Friends don't let friends eat Stove Top. It only takes about fifteen minutes of actual cooking to make great stuffing from scratch as you bustle around preparing the rest of the Thanksgiving meal. For the Cleaver's award-winning* traditional stuffing, you will need bread, butter, chicken or vegetable stock, fresh or dried herbs, roasted chestnuts, dried cherries, onions, celery, fennel, and shiitake mushrooms.

The night before or first thing in the morning, rip up good hearty bread like sourdough, challah, or, as we do, a baguette, and let sit in a big bowl uncovered for at least a few hours to get dried out. As a family unafraid of leftover stuffing, we tend to go with a ratio of one medium-sized loaf for every two adults. Remember that it will shrink as it cooks, and many people love to stuff themselves with stuffing.

Saute chopped onions in butter until they just begin to caramelize, then add in celery, fennel, and shiitake mushrooms and cook until those are soft. Again, you'll want to scale these to be about one medium onion, two stalks of celery, one stalk of fennel, and a handful of shiitakes for each medium-sized loaf of bread. Add salt and pepper to taste and let the mixture cool completely in a bowl before proceeding.
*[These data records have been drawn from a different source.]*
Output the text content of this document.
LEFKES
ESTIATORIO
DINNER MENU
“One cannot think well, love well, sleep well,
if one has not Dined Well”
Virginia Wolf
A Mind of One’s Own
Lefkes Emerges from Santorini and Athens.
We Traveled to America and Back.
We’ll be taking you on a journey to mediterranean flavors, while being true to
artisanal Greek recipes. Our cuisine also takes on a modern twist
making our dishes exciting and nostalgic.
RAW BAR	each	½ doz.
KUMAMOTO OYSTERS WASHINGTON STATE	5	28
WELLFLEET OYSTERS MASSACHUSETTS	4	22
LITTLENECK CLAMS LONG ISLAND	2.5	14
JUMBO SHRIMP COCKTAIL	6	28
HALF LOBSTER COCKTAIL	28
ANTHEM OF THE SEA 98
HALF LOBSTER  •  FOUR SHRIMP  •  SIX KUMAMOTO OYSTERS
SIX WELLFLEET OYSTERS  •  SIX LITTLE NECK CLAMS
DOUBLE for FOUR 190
Sauteeing Ingredients For Turkey Stuffing

Now rip up plenty of fresh herbs like rosemary, sage, and thyme and add them to the bowl of sauteed vegetables. Dried herbs are fine, just use about half as much of them than you would fresh.

Turkey Stuffing

Turkey Stuffing

Stir the dried cherries and roasted chestnuts into that mix, and then toss the whole lot of it into your bread bowl and combine. Pour in stock -- chicken if you can, or vegetable if you need the stuffing to be vegetarian-friendly -- a little at time just to make the stuffing moist enough that you can just form a loose ball in your hand.

If you're stuffing the turkey, you should put the stuffing into the fridge as needed to make sure it's the same temperature as the bird itself. You do not want to put warm stuffing into a cold turkey.

Cooked inside the turkey, stuffing needs to reach 165 F to be considered totally safe, so do it up like we tell you over here and no one gets botulism. If you're cooking it in a dish, just be sure to let it cook it at 350 F until it's hot and crusty and you're all set.

*Ok, you got us, we haven't actually won any awards. But people really like this stuffing.